How to Make Bad Coffee Taste Better

You don't have to suffer through a bad cup of morning coffee.

Most people would probably assume I make great coffee at home. I work at Food & Wine, I care about things like garnishing my scrambled eggs in a cute way, and I deeply appreciate a good cocktail (or mocktail). Still, when it comes to my at-home coffee situation, the standards are  floor-level. My roommate and I have been brewing our daily coffee in an ancient Mr. Coffee machine for the past four years — the coffee pot actually came with the first apartment we got together, so its age is undetermined, and someone clearly didn’t care enough to take it when they moved out. It also doesn’t help that we’re reluctant to buy anything but the cheapest coffee beans available at the grocery store. 

Even if you happen to have a coffee scale and Chemex at home, odds are at some point you’ll end up in an office, great aunt’s house, hotel room, or somewhere else with mediocre  coffee — and that’s when you’ll be grateful for these tips on how to make it taste better.

What is an Americano coffee

Matt Taylor-Gross / Food Styling by Lucy Simon

Add a pinch of cinnamon (or another spice) to your pot

Okay, don’t literally add the cinnamon to the pot — you want to add your spices to the coffee grounds before you brew. This is an easy way to make your coffee more aromatic, flavorful, and cozy-feeling; it’s one of my favorite tricks in the wintertime. Any warm baking spices will work, such as nutmeg, star anise, cloves, or cardamom (the latter is especially good), but I’m more likely to have ground cinnamon on hand than anything else. Simply add a pinch or two of the ground spice to the grinds in your coffee filter, give it a stir to evenly distribute things, and brew as normal.

Make a little milk froth

Want to feel like you just went through the drive-thru at Starbucks, without the $6 hole in your pocket ?Add some foamy milk to your cup of joe, and you’ll instantly feel a little fancier. Milk will hold bubbles (as in, it’ll become foamy) when it’s warm –– so, to create a little layer of froth for your coffee, just pour a little milk into a sealable container, like a jar or tupperware. This will work slightly better with a dairy milk, but non-dairy alternatives will hold some bubbles too. Microwave it until thoroughly warm, but not scalding hot. Then add the appropriate lid, and shake the container vigorously for about thirty seconds. The result should be some frothy milk that will make it feel like you’re drinking a cappuccino.
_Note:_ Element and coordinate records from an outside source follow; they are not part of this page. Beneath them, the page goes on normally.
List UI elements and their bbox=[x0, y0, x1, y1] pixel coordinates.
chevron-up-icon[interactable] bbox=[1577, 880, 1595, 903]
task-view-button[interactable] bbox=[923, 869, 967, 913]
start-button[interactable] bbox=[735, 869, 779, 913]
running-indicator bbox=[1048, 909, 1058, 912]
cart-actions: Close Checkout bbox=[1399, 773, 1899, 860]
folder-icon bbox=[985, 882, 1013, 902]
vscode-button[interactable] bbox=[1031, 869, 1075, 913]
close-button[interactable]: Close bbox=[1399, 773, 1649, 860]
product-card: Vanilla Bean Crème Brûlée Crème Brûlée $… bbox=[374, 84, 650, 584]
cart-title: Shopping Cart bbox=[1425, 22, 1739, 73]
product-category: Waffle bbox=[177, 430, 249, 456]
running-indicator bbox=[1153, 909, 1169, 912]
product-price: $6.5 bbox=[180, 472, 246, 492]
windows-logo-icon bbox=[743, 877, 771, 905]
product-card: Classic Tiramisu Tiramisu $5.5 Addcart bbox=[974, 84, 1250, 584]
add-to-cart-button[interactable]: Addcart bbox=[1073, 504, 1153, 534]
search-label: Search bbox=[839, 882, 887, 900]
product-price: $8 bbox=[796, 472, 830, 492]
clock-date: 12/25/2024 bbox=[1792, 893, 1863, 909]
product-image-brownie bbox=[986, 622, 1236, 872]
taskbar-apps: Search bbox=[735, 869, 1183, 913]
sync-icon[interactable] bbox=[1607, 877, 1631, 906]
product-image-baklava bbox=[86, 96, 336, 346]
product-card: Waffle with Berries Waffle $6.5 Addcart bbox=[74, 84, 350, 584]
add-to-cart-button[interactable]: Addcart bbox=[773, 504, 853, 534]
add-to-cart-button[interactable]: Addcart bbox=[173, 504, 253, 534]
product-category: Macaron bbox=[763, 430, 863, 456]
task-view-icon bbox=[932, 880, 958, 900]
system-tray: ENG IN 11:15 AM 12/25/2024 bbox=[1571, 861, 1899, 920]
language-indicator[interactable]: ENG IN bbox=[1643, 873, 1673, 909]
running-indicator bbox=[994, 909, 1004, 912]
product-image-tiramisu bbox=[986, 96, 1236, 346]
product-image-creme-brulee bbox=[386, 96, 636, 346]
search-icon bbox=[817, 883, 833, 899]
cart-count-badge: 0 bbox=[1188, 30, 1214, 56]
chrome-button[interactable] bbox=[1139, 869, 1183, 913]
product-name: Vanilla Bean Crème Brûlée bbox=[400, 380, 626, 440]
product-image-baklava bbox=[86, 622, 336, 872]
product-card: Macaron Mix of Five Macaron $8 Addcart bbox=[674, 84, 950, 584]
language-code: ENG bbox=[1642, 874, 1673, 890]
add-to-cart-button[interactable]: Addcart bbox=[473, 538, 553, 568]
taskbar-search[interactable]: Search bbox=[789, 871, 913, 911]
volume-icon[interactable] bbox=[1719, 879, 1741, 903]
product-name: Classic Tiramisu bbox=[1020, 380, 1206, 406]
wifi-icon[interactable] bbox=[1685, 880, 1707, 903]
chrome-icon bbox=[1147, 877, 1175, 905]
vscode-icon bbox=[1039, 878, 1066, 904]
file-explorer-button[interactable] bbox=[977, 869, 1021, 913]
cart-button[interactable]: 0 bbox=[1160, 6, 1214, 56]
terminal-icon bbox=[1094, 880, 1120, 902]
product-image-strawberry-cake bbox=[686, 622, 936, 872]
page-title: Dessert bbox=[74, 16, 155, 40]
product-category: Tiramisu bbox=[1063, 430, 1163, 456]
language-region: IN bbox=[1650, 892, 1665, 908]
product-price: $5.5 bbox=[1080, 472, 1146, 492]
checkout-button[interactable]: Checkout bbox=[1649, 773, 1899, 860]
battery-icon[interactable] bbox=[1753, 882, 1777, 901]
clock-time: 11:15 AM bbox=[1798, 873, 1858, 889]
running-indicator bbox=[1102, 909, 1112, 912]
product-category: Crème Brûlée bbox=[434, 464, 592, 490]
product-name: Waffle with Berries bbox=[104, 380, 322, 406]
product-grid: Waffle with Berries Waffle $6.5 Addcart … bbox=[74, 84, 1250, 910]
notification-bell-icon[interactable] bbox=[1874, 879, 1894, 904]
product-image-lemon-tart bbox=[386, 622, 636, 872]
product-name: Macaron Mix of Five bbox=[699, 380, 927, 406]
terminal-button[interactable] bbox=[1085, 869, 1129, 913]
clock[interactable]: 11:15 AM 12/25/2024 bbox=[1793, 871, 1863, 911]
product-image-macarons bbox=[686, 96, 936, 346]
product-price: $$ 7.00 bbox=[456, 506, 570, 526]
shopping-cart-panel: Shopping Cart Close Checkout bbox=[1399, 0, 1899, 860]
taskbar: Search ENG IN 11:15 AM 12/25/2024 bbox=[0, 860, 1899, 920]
Turn your coffee into a mocha

The obvious answer to making bad coffee taste better is to simply add more sugar, and there’s no way better to do that than by stirring a packet of hot chocolate mix into your mug. This is basically a cheat code for making a mocha at home, and the combination of sugar and milk powder is really great at masking overly bitter coffee. Make sure you use a cocoa mix that’s meant to be dissolved in water, like Swiss Miss. One of the biggest benefits of this hack is that it doesn’t require intervention before the coffee is brewed — so if your mother-in-law already started the pot, you can still save your own cup.

Sprinkle in some salt

According to the rules of science — which I know to be true, although I don’t really know why — either salt or sugar can help offset and cut bitter flavors. (A fun way to test this is by trying a leaf of radicchio without seasoning, then with salt, with honey, and with both salt and honey. But I digress.) Sprinkle a small amount of salt — think just half of a pinch — into your coffee grounds before brewing to reduce excess sharpness and acidity.
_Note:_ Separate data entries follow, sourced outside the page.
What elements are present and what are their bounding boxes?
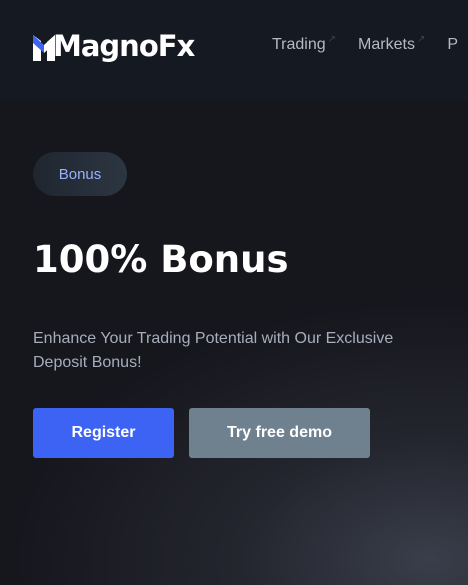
hero-subtitle: Enhance Your Trading Potential with Our …	[33, 330, 394, 371]
arrow-up-right-icon: ↗	[327, 34, 337, 45]
logo-text: MagnoFx	[53, 29, 195, 63]
nav-item-trading[interactable]: Trading ↗	[272, 34, 337, 54]
nav-item-markets[interactable]: Markets ↗	[358, 34, 426, 54]
nav-item-label: Markets	[358, 36, 415, 53]
arrow-up-right-icon: ↗	[416, 34, 426, 45]
nav-item-label: P	[447, 36, 459, 53]
nav-item-truncated[interactable]: P	[447, 36, 458, 54]
try-free-demo-button[interactable]: Try free demo	[189, 408, 370, 458]
register-button[interactable]: Register	[33, 408, 174, 458]
site-header: MagnoFx Trading ↗ Markets ↗ P	[0, 0, 468, 100]
magnofx-logo-icon	[33, 35, 55, 61]
logo[interactable]: MagnoFx	[33, 26, 195, 66]
main-nav: Trading ↗ Markets ↗ P	[272, 34, 468, 54]
page-title: 100% Bonus	[33, 238, 289, 281]
bonus-badge: Bonus	[33, 152, 127, 196]
nav-item-label: Trading	[272, 36, 326, 53]
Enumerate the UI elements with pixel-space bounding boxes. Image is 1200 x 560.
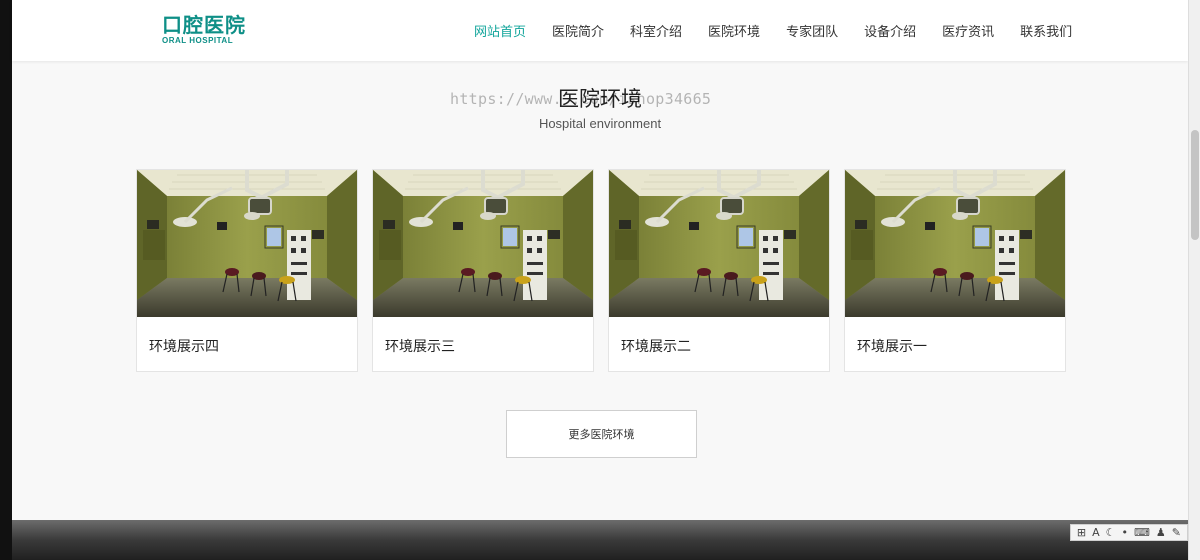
left-window-edge <box>0 0 12 560</box>
operating-room-photo <box>137 170 357 317</box>
logo-english-text: ORAL HOSPITAL <box>162 36 234 45</box>
card-title: 环境展示一 <box>857 339 927 355</box>
more-environment-button[interactable]: 更多医院环境 <box>506 410 697 458</box>
gallery-card[interactable]: 环境展示二 <box>608 169 830 372</box>
next-section-banner <box>12 520 1188 560</box>
card-title: 环境展示三 <box>385 339 455 355</box>
input-method-icon[interactable]: ⊞ <box>1077 525 1086 540</box>
nav-item-departments[interactable]: 科室介绍 <box>630 21 682 40</box>
gallery-card[interactable]: 环境展示一 <box>844 169 1066 372</box>
wrench-icon[interactable]: ✎ <box>1172 525 1181 540</box>
nav-item-news[interactable]: 医疗资讯 <box>942 21 994 40</box>
vertical-scrollbar[interactable] <box>1188 0 1200 560</box>
keyboard-icon[interactable]: ⌨ <box>1134 525 1150 540</box>
operating-room-photo <box>845 170 1065 317</box>
section-subtitle: Hospital environment <box>538 116 662 131</box>
card-title: 环境展示四 <box>149 339 219 355</box>
gallery-card[interactable]: 环境展示三 <box>372 169 594 372</box>
operating-room-photo <box>609 170 829 317</box>
nav-item-contact[interactable]: 联系我们 <box>1020 21 1072 40</box>
card-title: 环境展示二 <box>621 339 691 355</box>
nav-item-equipment[interactable]: 设备介绍 <box>864 21 916 40</box>
nav-item-environment[interactable]: 医院环境 <box>708 21 760 40</box>
moon-icon[interactable]: ☾ <box>1106 525 1116 540</box>
logo-chinese-text: 口腔医院 <box>162 13 246 37</box>
nav-item-experts[interactable]: 专家团队 <box>786 21 838 40</box>
site-header: 口腔医院 ORAL HOSPITAL 网站首页 医院简介 科室介绍 医院环境 专… <box>12 0 1188 61</box>
ime-toolbar: ⊞ A ☾ • ⌨ ♟ ✎ <box>1069 524 1188 541</box>
user-icon[interactable]: ♟ <box>1156 525 1166 540</box>
scrollbar-thumb[interactable] <box>1191 130 1199 240</box>
site-logo[interactable]: 口腔医院 ORAL HOSPITAL <box>162 14 246 46</box>
gallery-card[interactable]: 环境展示四 <box>136 169 358 372</box>
page: 口腔医院 ORAL HOSPITAL 网站首页 医院简介 科室介绍 医院环境 专… <box>12 0 1188 520</box>
nav-item-home[interactable]: 网站首页 <box>474 21 526 40</box>
watermark-text: https://www. .com/ishop34665 <box>450 90 712 108</box>
nav-item-about[interactable]: 医院简介 <box>552 21 604 40</box>
operating-room-photo <box>373 170 593 317</box>
main-nav: 网站首页 医院简介 科室介绍 医院环境 专家团队 设备介绍 医疗资讯 联系我们 <box>474 21 1098 40</box>
punctuation-icon[interactable]: • <box>1122 525 1129 540</box>
font-icon[interactable]: A <box>1092 525 1100 540</box>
Use that random orange in your fridge

Coffee often has some chocolate notes to it, which pair especially nicely with citrus. If you don’t believe me, just ask, like, every pastry chef ever. Zest whatever citrus fruit you have in your fridge (I’d recommend using something you’d be willing to eat plain, like an orange or grapefruit, but not a lemon), and add about a teaspoon of the zested peel to your coffee grounds. Similar to what you’d do when adding cinnamon or another spice, make sure you stir the zest in to get it evenly distributed throughout the coffee.

While I happen to have a drip coffee pot, these tips would work for most at-home coffee brewing techniques. Feel free to try them out with your French press, Moka pot, or pour over; simply adjust the quantity of cinnamon, orange zest, or whichever addition you’re using to suit the amount of coffee you’re brewing. If you’re only crafting one or two cups, you’ll need a lot less salt than if you’re making an entire pot. And, please, do not add an entire packet of hot chocolate to your single serving of espresso. 

So go forth and buy the cheapest coffee beans your grocery store offers. Be like me and  avoid purchasing a state-of-the-art coffee machine at all costs, and hack your way into a better cup of coffee.